Od 5.09. kilkunastu uczniów klas VII i VIII podstawówki w Kołczygłowach część sobót spędza przy... garach. I to z własnej woli. - Początkowo myślałem o kursie tańca dla nas, ale w związku z koronawirusem musieliśmy z niego zrezygnować. Dochodziły do mnie głosy od rodziców, że w czasie, gdy szkoły pracowały zdalnie, do ich powrotu z pracy dzieci praktycznie pozostawały bez ciepłego posiłku, więc głównym celem warsztatów kulinarnych było nauka przygotowania prostych dań - mówi Robert Kloskowski. Nauczyciel projekt złożył do programu Bardzo Młoda Kultura organizowanego przez Instytut Kultury Miejskiej w Gdańsku. - Udało się uzyskać dofinansowanie i na początku września ruszyliśmy z zajęciami - dodaje R. Kloskowski. Warsztaty kulinarne to nie przypadek. Odbywają się zdalnie. Uczniowie wcześniej otrzymują produkty, a następnie przygotowują w swoich domach potrawy, obserwując na ekranach komputerów instruktorów. Już odbyły się dwa spotkania. Na początku Katarzyna Szreder uczyła, jak upiec samemu chleb. Przygotowano także sałatkę śledziową. Na drugich Paulina Węsierska z młodymi kołczygłowianinami przygotowywała klopsy, surówkę z marchwi, a także pudding. - Początkowo miały być śledzie z pùlkama, ale okazało się, że młodzi niezbyt za nimi przepadają. Stąd zmiana - mówi R. Kloskowski. Przed nimi spotkanie z Dorotą Miszewską, na którym przygotowywać będą młodzowi kùch, czyli drożdżówkę, a także kompot z jabłek i gruszek. - Ostatnie należeć będzie do samych uczniów, którzy wylosują potrawę do samodzielnego wykonania - mówi R. Kloskowski.

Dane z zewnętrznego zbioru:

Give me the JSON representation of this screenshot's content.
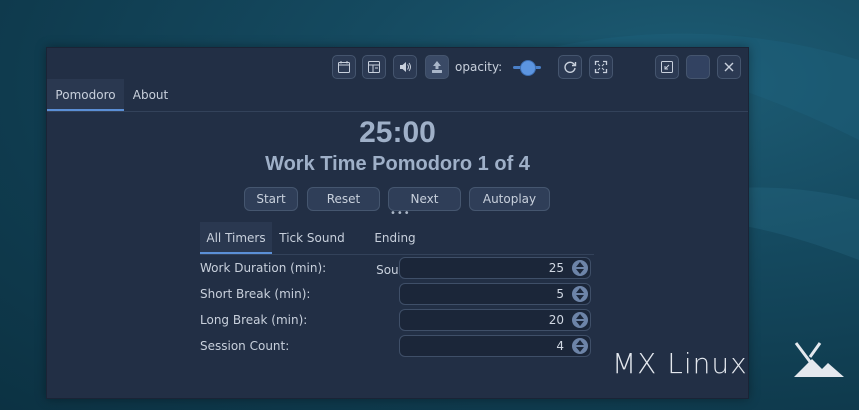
{
  "titlebar": {
    "opacity_label": "opacity:",
    "opacity_value": 0.5,
    "icons": [
      "calendar-icon",
      "layout-icon",
      "speaker-icon",
      "pin-top-icon",
      "refresh-icon",
      "fullscreen-icon",
      "restore-icon",
      "minimize-icon",
      "close-icon"
    ]
  },
  "tabs": {
    "pomodoro": "Pomodoro",
    "about": "About"
  },
  "timer": {
    "time": "25:00",
    "status": "Work Time Pomodoro 1 of 4"
  },
  "buttons": {
    "start": "Start",
    "reset": "Reset",
    "next": "Next",
    "autoplay": "Autoplay"
  },
  "subtabs": {
    "all_timers": "All Timers",
    "tick_sound": "Tick Sound",
    "ending_sound": "Ending Sound"
  },
  "settings": [
    {
      "label": "Work Duration (min):",
      "value": "25"
    },
    {
      "label": "Short Break (min):",
      "value": "5"
    },
    {
      "label": "Long Break (min):",
      "value": "20"
    },
    {
      "label": "Session Count:",
      "value": "4"
    }
  ],
  "desktop": {
    "logo_text": "MX Linux"
  },
  "colors": {
    "accent": "#5b8fd6",
    "window_bg": "#222f45",
    "timer_text": "#9fb0c8"
  }
}
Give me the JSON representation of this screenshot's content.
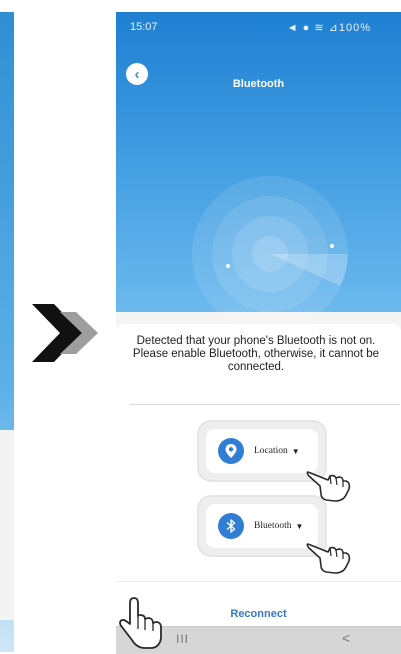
{
  "status_bar": {
    "time": "15:07",
    "right_indicators": "◄ ● ≋ ⊿100%"
  },
  "header": {
    "title": "Bluetooth"
  },
  "dialog": {
    "message_line1": "Detected that your phone's Bluetooth is not on.",
    "message_line2": "Please enable Bluetooth, otherwise, it cannot be",
    "message_line3": "connected.",
    "permissions": [
      {
        "label": "Location",
        "icon": "location-pin-icon"
      },
      {
        "label": "Bluetooth",
        "icon": "bluetooth-icon"
      }
    ],
    "reconnect_label": "Reconnect"
  },
  "nav": {
    "recents": "III",
    "back": "<"
  },
  "colors": {
    "brand_blue": "#2f7ed3",
    "header_gradient_top": "#1f7fd2",
    "link_blue": "#3978c8"
  }
}
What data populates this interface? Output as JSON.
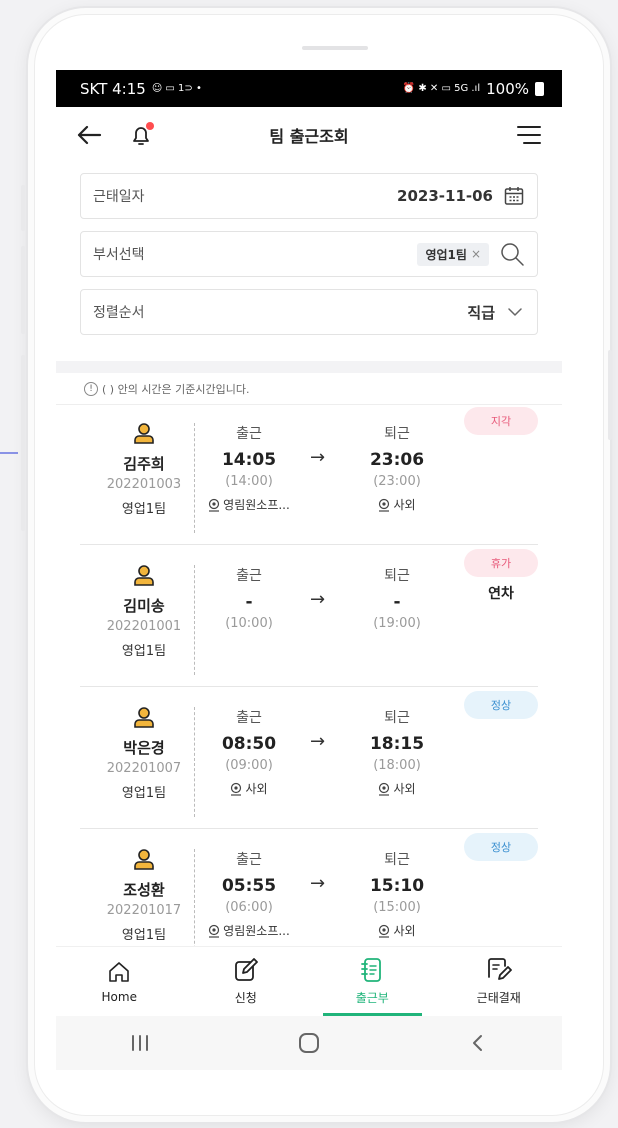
{
  "statusbar": {
    "carrier_time": "SKT 4:15",
    "left_icons": "☺ ▭ 1⊃ •",
    "right_icons": "⏰ ✱ ✕ ▭ 5G .ıl",
    "battery": "100%"
  },
  "header": {
    "title": "팀 출근조회"
  },
  "filters": {
    "date": {
      "label": "근태일자",
      "value": "2023-11-06"
    },
    "dept": {
      "label": "부서선택",
      "chip": "영업1팀",
      "chip_remove": "×"
    },
    "sort": {
      "label": "정렬순서",
      "value": "직급"
    }
  },
  "notice": {
    "icon": "!",
    "text": "( ) 안의 시간은 기준시간입니다."
  },
  "records": [
    {
      "name": "김주희",
      "emp_no": "202201003",
      "dept": "영업1팀",
      "in_label": "출근",
      "in_time": "14:05",
      "in_std": "(14:00)",
      "in_loc": "영림원소프...",
      "out_label": "퇴근",
      "out_time": "23:06",
      "out_std": "(23:00)",
      "out_loc": "사외",
      "status": "지각"
    },
    {
      "name": "김미송",
      "emp_no": "202201001",
      "dept": "영업1팀",
      "in_label": "출근",
      "in_time": "-",
      "in_std": "(10:00)",
      "in_loc": "",
      "out_label": "퇴근",
      "out_time": "-",
      "out_std": "(19:00)",
      "out_loc": "",
      "status": "휴가",
      "leave_type": "연차"
    },
    {
      "name": "박은경",
      "emp_no": "202201007",
      "dept": "영업1팀",
      "in_label": "출근",
      "in_time": "08:50",
      "in_std": "(09:00)",
      "in_loc": "사외",
      "out_label": "퇴근",
      "out_time": "18:15",
      "out_std": "(18:00)",
      "out_loc": "사외",
      "status": "정상"
    },
    {
      "name": "조성환",
      "emp_no": "202201017",
      "dept": "영업1팀",
      "in_label": "출근",
      "in_time": "05:55",
      "in_std": "(06:00)",
      "in_loc": "영림원소프...",
      "out_label": "퇴근",
      "out_time": "15:10",
      "out_std": "(15:00)",
      "out_loc": "사외",
      "status": "정상"
    }
  ],
  "arrow": "→",
  "bottom_nav": [
    {
      "label": "Home",
      "icon": "home-icon"
    },
    {
      "label": "신청",
      "icon": "edit-icon"
    },
    {
      "label": "출근부",
      "icon": "notebook-icon",
      "active": true
    },
    {
      "label": "근태결재",
      "icon": "approval-icon"
    }
  ],
  "colors": {
    "accent": "#20b47a",
    "late": "#e85a7a",
    "normal": "#3a8fd0",
    "person": "#f2b53c"
  }
}
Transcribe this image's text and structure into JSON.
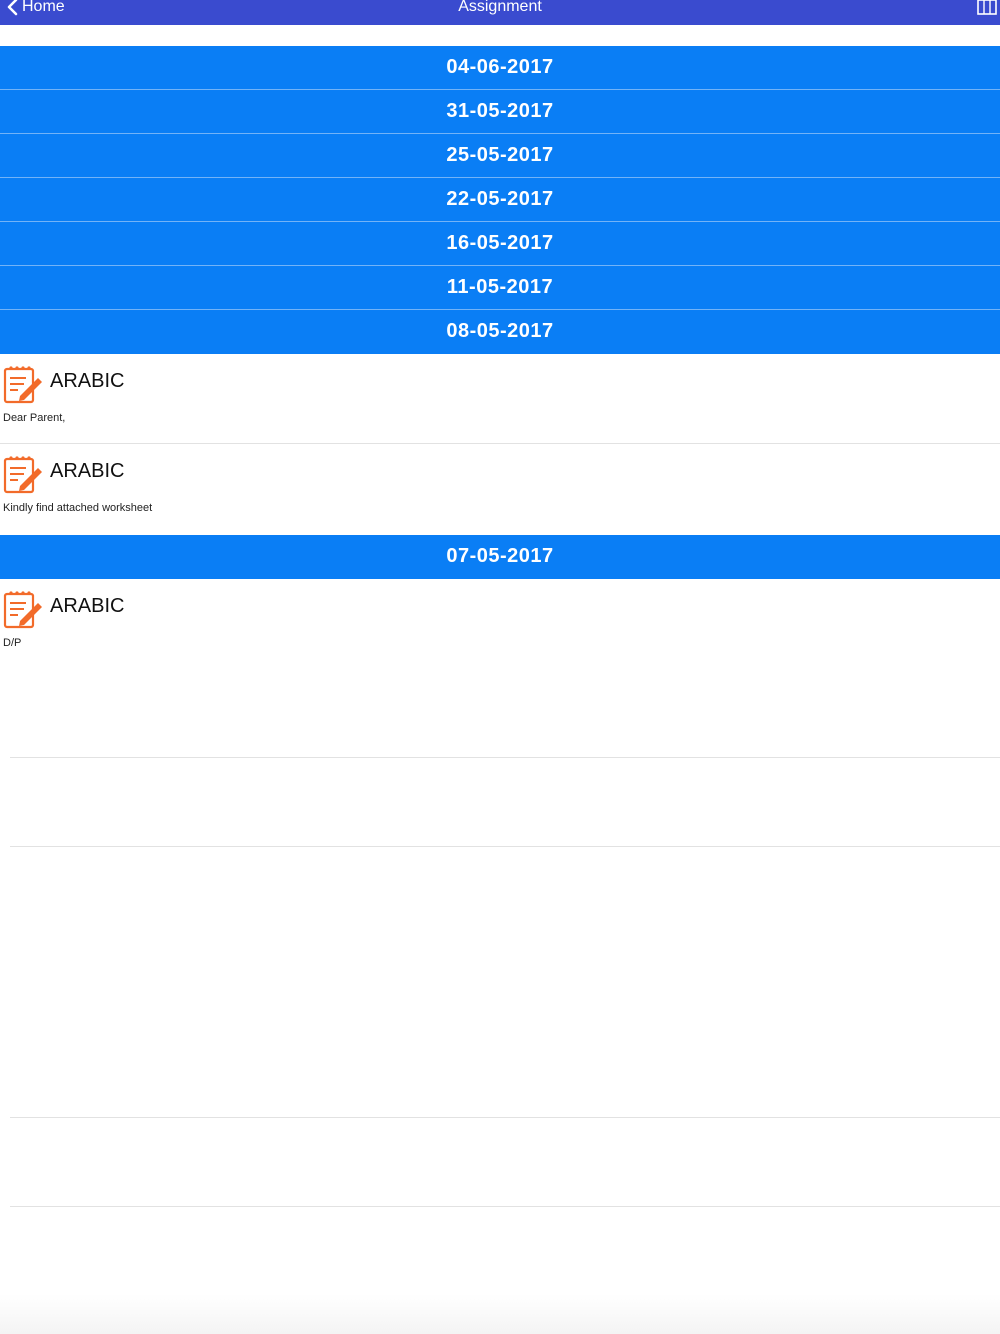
{
  "nav": {
    "back_label": "Home",
    "title": "Assignment"
  },
  "colors": {
    "nav_bar": "#3a4bcf",
    "date_header": "#0a7ef5",
    "icon_accent": "#f26b2a"
  },
  "icons": {
    "back": "chevron-left-icon",
    "nav_right": "columns-icon",
    "assignment": "notepad-pencil-icon"
  },
  "dates": [
    "04-06-2017",
    "31-05-2017",
    "25-05-2017",
    "22-05-2017",
    "16-05-2017",
    "11-05-2017",
    "08-05-2017",
    "07-05-2017"
  ],
  "assignments": [
    {
      "subject": "ARABIC",
      "description": "Dear Parent,"
    },
    {
      "subject": "ARABIC",
      "description": "Kindly find attached worksheet"
    },
    {
      "subject": "ARABIC",
      "description": "D/P"
    }
  ]
}
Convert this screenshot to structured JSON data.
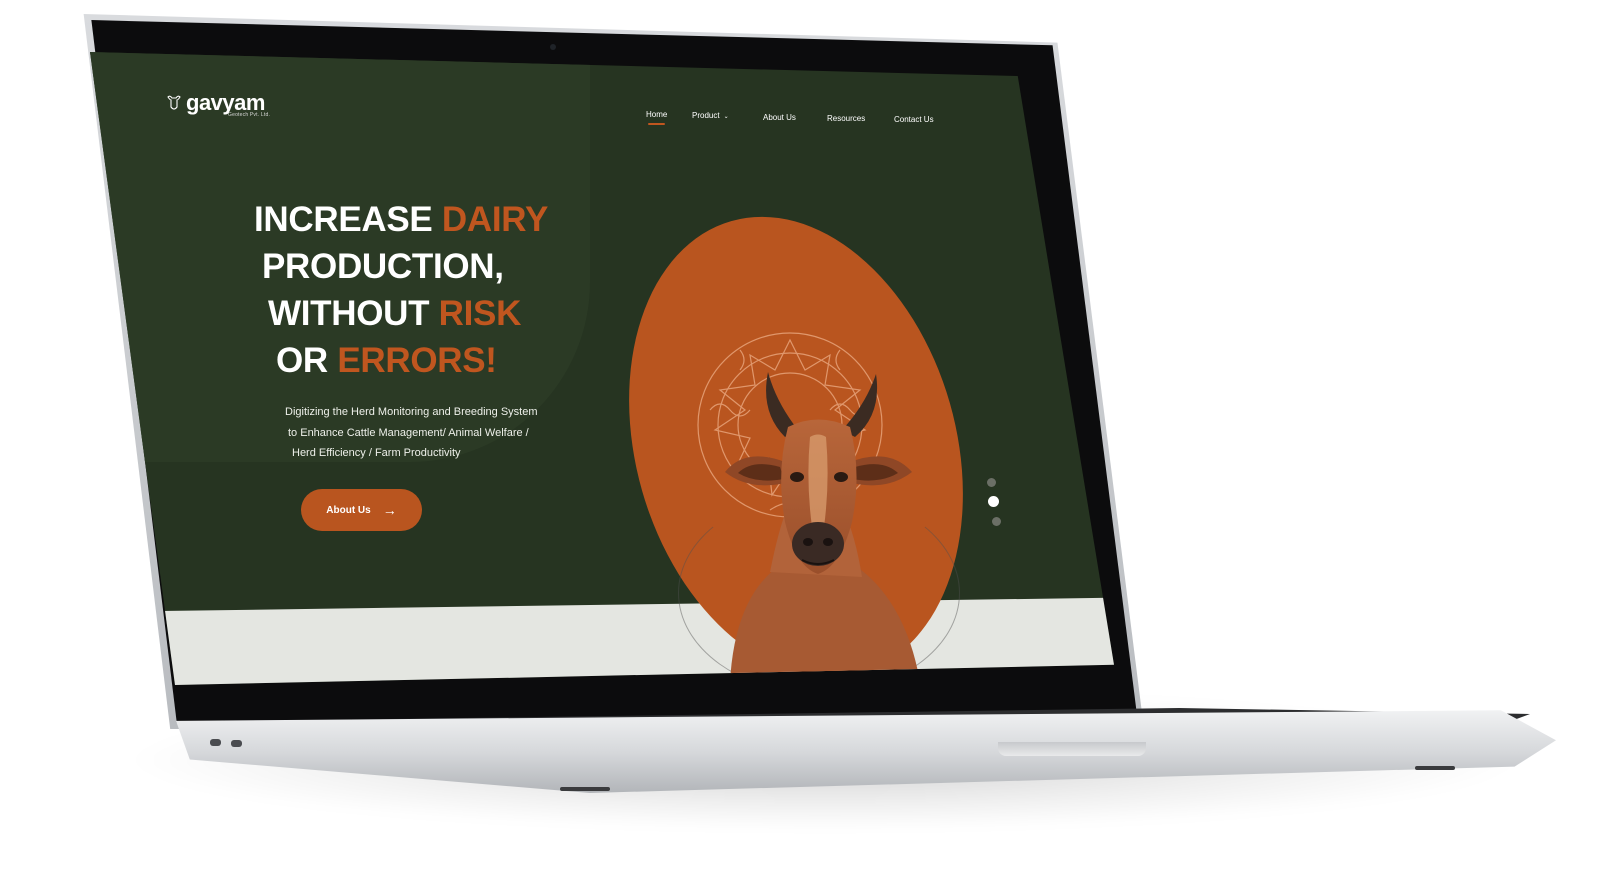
{
  "logo": {
    "name": "gavyam",
    "subtitle": "Geotech Pvt. Ltd."
  },
  "nav": {
    "items": [
      {
        "label": "Home",
        "active": true
      },
      {
        "label": "Product",
        "has_dropdown": true
      },
      {
        "label": "About Us"
      },
      {
        "label": "Resources"
      },
      {
        "label": "Contact Us"
      }
    ]
  },
  "hero": {
    "title_line1_white": "INCREASE ",
    "title_line1_accent": "DAIRY",
    "title_line2_white": "PRODUCTION,",
    "title_line3_white": "WITHOUT ",
    "title_line3_accent": "RISK",
    "title_line4_white": "OR ",
    "title_line4_accent": "ERRORS!",
    "description_lines": [
      "Digitizing the Herd Monitoring and Breeding System",
      "to Enhance Cattle Management/ Animal Welfare /",
      "Herd Efficiency / Farm Productivity"
    ],
    "cta_label": "About Us"
  },
  "slider": {
    "dots": 3,
    "active_index": 1
  },
  "colors": {
    "background": "#263421",
    "accent": "#c0561f",
    "band": "#e4e6e1"
  },
  "icons": {
    "cta_icon": "arrow-right-icon",
    "dropdown_icon": "chevron-down-icon",
    "logo_icon": "cow-head-icon"
  }
}
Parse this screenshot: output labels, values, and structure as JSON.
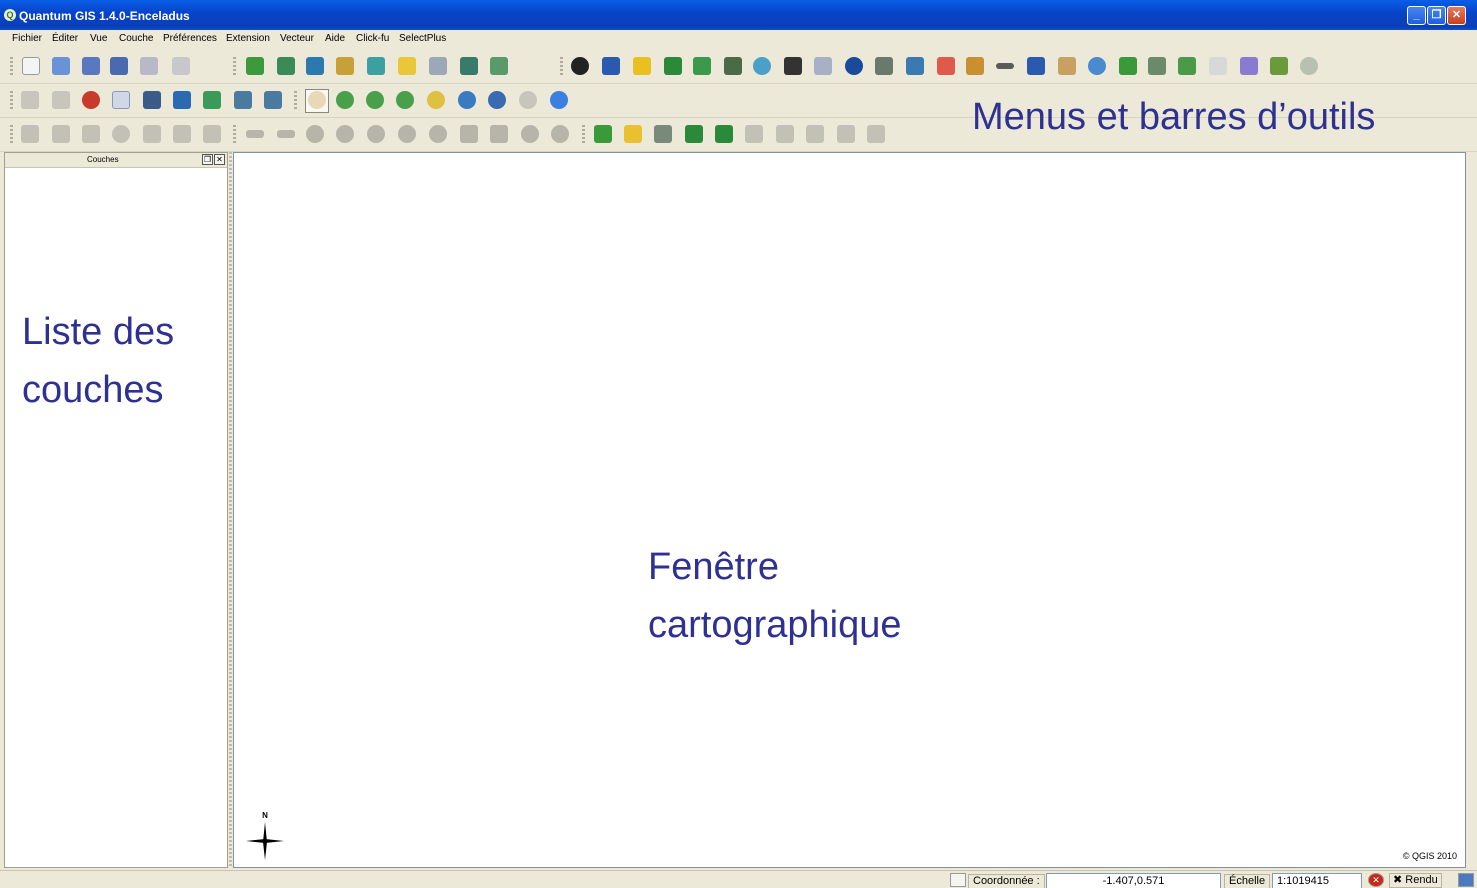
{
  "window": {
    "title": "Quantum GIS 1.4.0-Enceladus",
    "app_icon_glyph": "Q"
  },
  "window_controls": {
    "minimize": "_",
    "maximize": "❐",
    "close": "✕"
  },
  "menu": {
    "items": [
      "Fichier",
      "Éditer",
      "Vue",
      "Couche",
      "Préférences",
      "Extension",
      "Vecteur",
      "Aide",
      "Click-fu",
      "SelectPlus"
    ]
  },
  "toolbars": {
    "file_icons": [
      "new-project-icon",
      "open-project-icon",
      "save-project-icon",
      "save-as-icon",
      "print-composer-icon",
      "print-icon"
    ],
    "layer_icons": [
      "add-vector-layer-icon",
      "add-raster-layer-icon",
      "add-postgis-layer-icon",
      "add-spatialite-layer-icon",
      "add-wms-layer-icon",
      "new-vector-layer-icon",
      "remove-layer-icon",
      "add-wfs-layer-icon",
      "gps-tool-icon"
    ],
    "plugin_icons": [
      "copyright-icon",
      "north-arrow-icon",
      "scale-bar-icon",
      "georeferencer-icon",
      "grass-icon",
      "raster-calc-icon",
      "globe-icon",
      "histogram-icon",
      "label-icon",
      "compass-icon",
      "interpolation-icon",
      "oracle-icon",
      "pdf-icon",
      "edit-tool-icon",
      "measure-icon",
      "wms-icon",
      "photo-icon",
      "navigation-icon",
      "refresh-icon",
      "tools-icon",
      "sql-icon",
      "pgis-icon",
      "notepad-icon",
      "mosaic-icon",
      "zoom-search-icon"
    ],
    "identify_icons": [
      "identify-icon",
      "select-icon",
      "deselect-icon",
      "attribute-table-icon",
      "measure-line-icon",
      "measure-area-icon",
      "annotation-icon",
      "home-icon",
      "home-zoom-icon"
    ],
    "navigation_icons": [
      "pan-icon",
      "zoom-in-icon",
      "zoom-out-icon",
      "zoom-full-icon",
      "zoom-layer-icon",
      "zoom-selection-icon",
      "zoom-last-icon",
      "zoom-next-icon",
      "refresh-map-icon"
    ],
    "edit_icons": [
      "toggle-edit-icon",
      "move-feature-icon",
      "node-tool-icon",
      "delete-selected-icon",
      "cut-icon",
      "copy-icon",
      "paste-icon",
      "undo-icon",
      "redo-icon",
      "add-ring-icon",
      "add-island-icon",
      "simplify-icon",
      "delete-ring-icon",
      "delete-part-icon",
      "reshape-icon",
      "split-icon",
      "merge-icon",
      "rotate-icon"
    ],
    "raster_icons": [
      "raster-terrain-icon",
      "raster-new-icon",
      "raster-edit-icon",
      "raster-stretch-icon",
      "raster-histogram-icon",
      "raster-gray-icon",
      "raster-contrast-icon",
      "raster-pyramid-icon",
      "raster-info-icon",
      "raster-export-icon"
    ]
  },
  "labels": {
    "toolbar_annotation": "Menus et barres d’outils",
    "layers_annotation": [
      "Liste des",
      "couches"
    ],
    "map_annotation": [
      "Fenêtre",
      "cartographique"
    ]
  },
  "layers_panel": {
    "title": "Couches",
    "float_button": "❐",
    "close_button": "✕"
  },
  "map": {
    "north_label": "N",
    "copyright": "© QGIS 2010"
  },
  "statusbar": {
    "coord_label": "Coordonnée :",
    "coord_value": "-1.407,0.571",
    "scale_label": "Échelle",
    "scale_value": "1:1019415",
    "render_label": "Rendu",
    "stop_icon_glyph": "✕",
    "render_check_glyph": "✖"
  },
  "colors": {
    "title_bar": "#0a4fd6",
    "annotation_text": "#2e3192",
    "chrome": "#ece9d8"
  }
}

W sumie zaplanowano cztery spotkania. Byłoby ich pewnie więcej, ale przeszkodą jest krótki czas realizacji projektu. - Musi być rozliczony na początku października, a nie chcieliśmy ruszać z nim przed początkiem roku szkolnego - tłumaczy R. Kloskowski. Początkowo nauczyciel obawiał się jego realizacji. - Odstręczało mnie przygotowywanie i uzupełnianie całej dokumentacji, ale okazało się, że da się przez to przebrnąć. W przyszłości chciałbym wziąć udział też w innych projektach - mówi R. Kloskowski.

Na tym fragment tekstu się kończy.